Sunday, May 5, 2013

Sense of the Midwest


Madame M:

Capital idea!  “Connections and ‘stuff we didn’t know how to label.’” :)

Your post had quite the sheen on it.  Minting the platinum I see!  Every person that gets better than the person they were the day/week/month/year/decade before creates the good synergy and good acceleration, at least to some degree.  Excellent!

“Most nations have adjusted their national security strategies to focus on economic security, but less so the United States. Washington still principally thinks of its security in traditional military terms and responds to threats with military means.”  It does this while the (real) “basic must-do list is lengthy, unforgiving, and depressingly obvious: improve public schools to sustain democracy and restore global competitiveness; upgrade the physical infrastructure critical to economic efficiency and homeland security; reduce public debt, the interest on which is devouring revenue; stimulate the economy to create jobs; and promote new sources of energy and freer trade to increase jobs, lower foreign debt, and reduce dependence on Middle Eastern oil.”
Leslie Gelb, Nov/Dec 2010, Foreign Affairs.

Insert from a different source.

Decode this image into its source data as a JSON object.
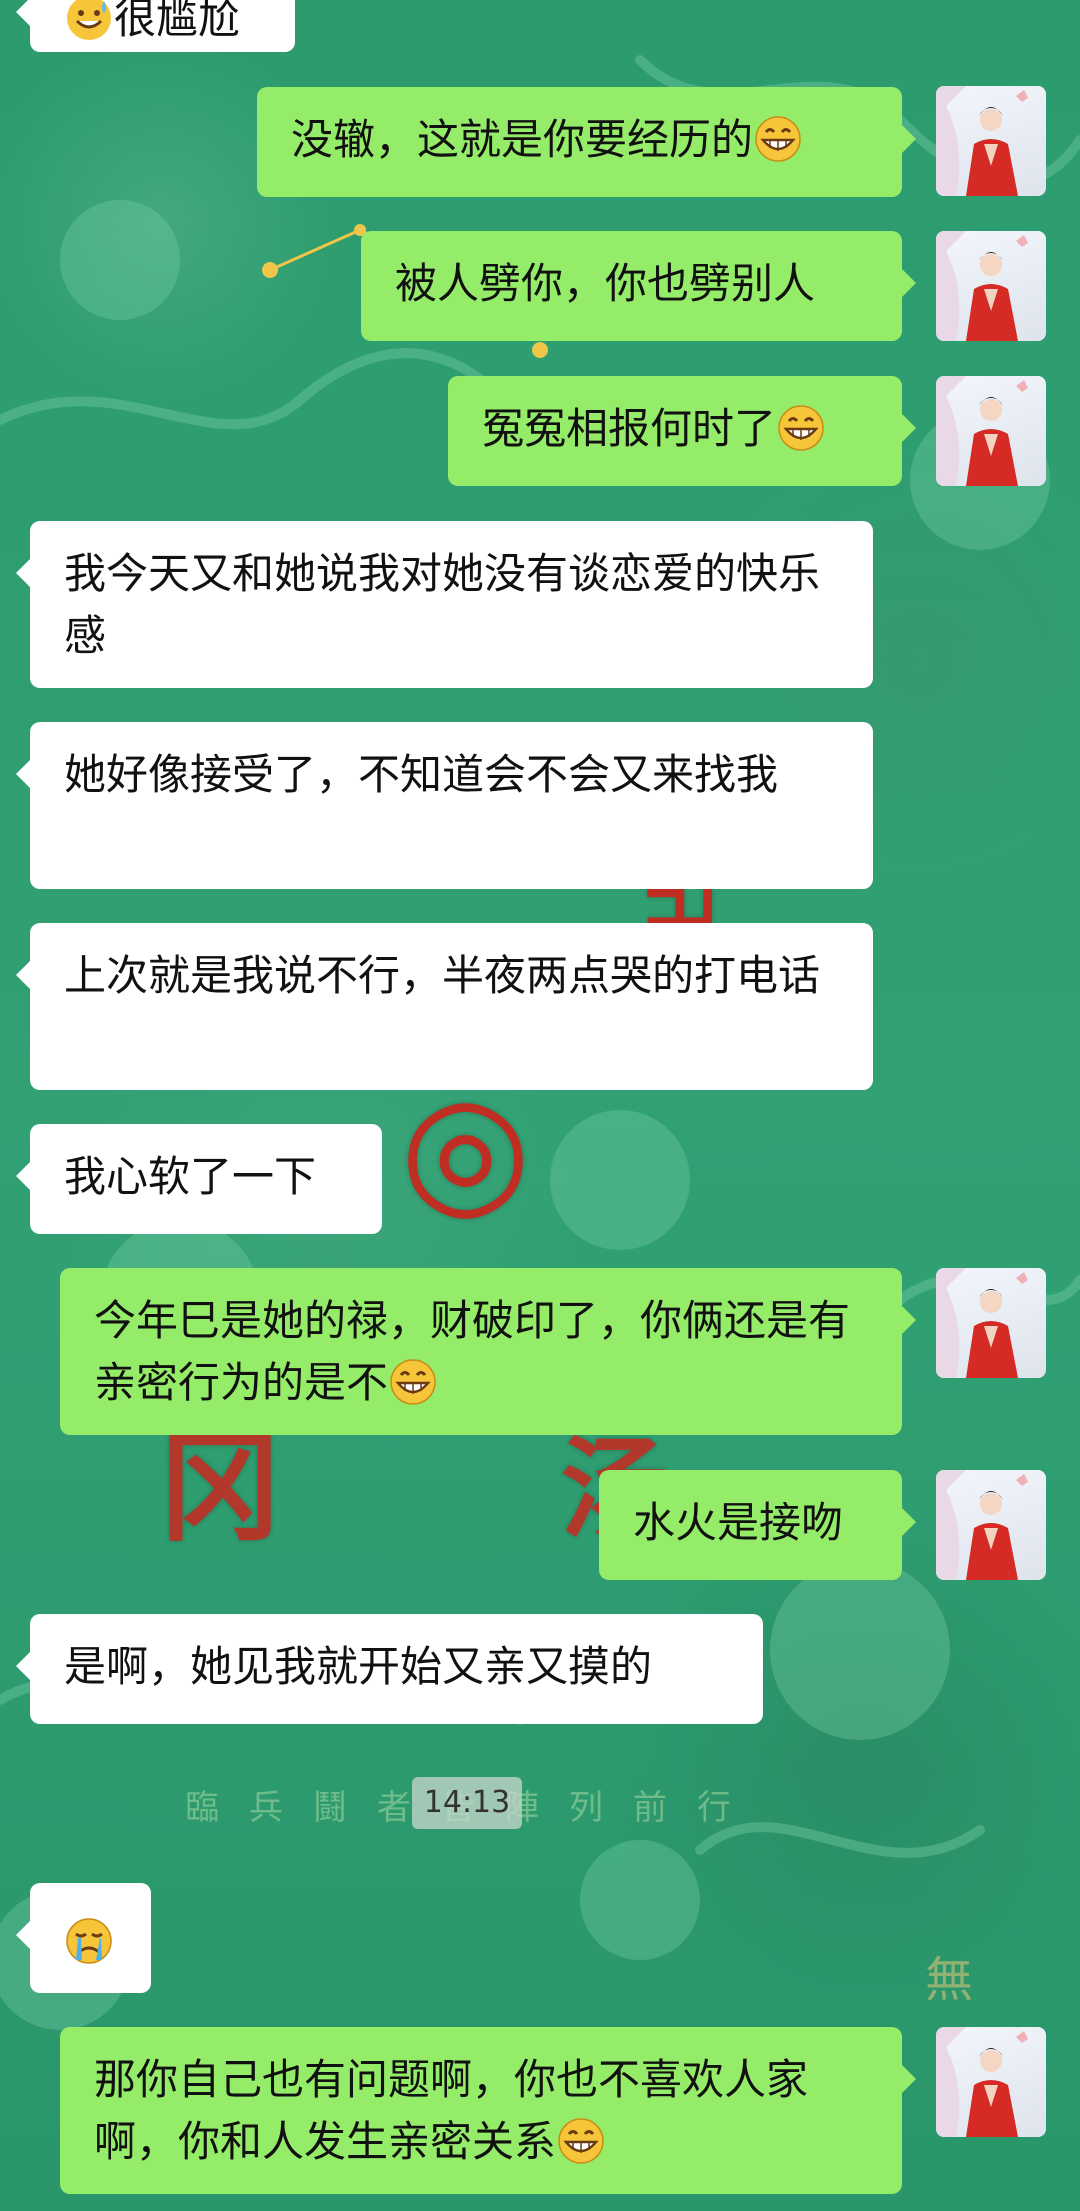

Our problems are not insurmountable.  We just have a resource misallocation problem.  The things which will remove problems and create synergy—things like energy independence; societal-benefit jobs; environmental cleanup and preservation; infrastructure reform, repair, enhancement, and construction—are being starved.

We instead feed the already exorbitantly rich even more exorbitant advantages and evasions of responsibility.  And we continue Cold War acquisitions—high dollar items at that—amid ramped up/continuous overall “defense” spending the Republic had not seen up until the aftermath of WW2, and in blatant disregard for Eisenhower’s warning in his Farewell Address.

Gelb again: “Truman and Eisenhower carried out their reforms while holding military spending in check -- Pentagon budgets came last, not first. Both presidents allocated defense outlays using the ‘remainder method,’ whereby they subtracted necessary domestic spending from tax revenues and gave the leftovers (the "residual," as Eisenhower called it) to defense.   Eisenhower and Truman were particularly conscious of the ill effects of being a debtor nation. As such, they both essentially balanced the federal budget.”

Isn’t it interesting that the last three presidents to essentially balance budgets came from Midwestern states that adjoin each other—Kansas, Missouri, and Arkansas.  Perhaps the less frenzied pace of the middle of the country back then (not sure about now!) permitted more rational thought—and common sense.